Throughout debate over the bill, Creighton emphasized, “Texas is one of the most diverse states in the country, and we all agree that diversity contributes to our strength and our resiliency as a state. We all agree that our institutions of higher education must harness that diversity and everyone in this chamber agrees that we have no higher priority than ensuring that every Texan, regardless of race or ethnicity, is given the tools they need to succeed.”
SB 17 would prohibit public higher education institutions from spending taxpayer money allocated by the state for a fiscal year until the institution’s board submits to the legislature and the Texas Higher Education Coordinating Board a report certifying the board’s compliance with provisions of the bill.
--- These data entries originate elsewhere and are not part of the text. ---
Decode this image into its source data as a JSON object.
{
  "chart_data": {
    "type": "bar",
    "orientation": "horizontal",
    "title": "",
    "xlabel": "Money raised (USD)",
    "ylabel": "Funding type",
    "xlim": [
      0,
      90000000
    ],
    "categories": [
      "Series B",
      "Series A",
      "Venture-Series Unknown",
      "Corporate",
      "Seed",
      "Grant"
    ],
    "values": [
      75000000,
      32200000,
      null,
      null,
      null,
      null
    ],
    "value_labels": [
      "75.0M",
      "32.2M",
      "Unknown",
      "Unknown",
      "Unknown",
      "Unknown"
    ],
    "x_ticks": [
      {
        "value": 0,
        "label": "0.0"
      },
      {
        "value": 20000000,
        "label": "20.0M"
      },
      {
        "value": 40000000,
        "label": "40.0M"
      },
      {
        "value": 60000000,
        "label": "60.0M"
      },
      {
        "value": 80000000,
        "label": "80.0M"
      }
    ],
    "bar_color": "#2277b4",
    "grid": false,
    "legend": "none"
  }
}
It also would require each institution no later than Dec. 1 of every year to submit to the lieutenant governor and speaker of the House a report certifying the institution’s compliance with a section that prohibits them from “compelling, requiring, inducing, or soliciting a student enrolled at the institution, an employee or contractor of the institution, or an applicant for admission to or employment or contracting at the institution to … endorse an ideology that promotes the differential treatment of an individual or group of individuals based on race, color, or ethnicity,” among other provisions.
After the bill passed, Lt. Gov. Dan Patrick said, “Texans have some of the best higher educational opportunities available nationwide, right here at home. However, DEI hiring practices have caused division and must be stopped. Texas universities improve and the educational environment is enhanced when we recruit the best faculty based on merit and equal opportunity, not arbitrary quotas based on equity.
“The woke left’s drive to divide Texans is never-ending. Today, the Texas Senate passed SB 17 to ban divisive DEI offices and hiring practices at our universities to make sure that individual merit and achievement are rewarded.”
The bill has been received in the House but has yet to be assigned to a committee.
Similar bills to Creighton’s were filed in the House by Rep. Carl Tepper, R-Lubbock, but they also ban government entities from using taxpayer money to “practice woke discrimination, self-segregation and division.”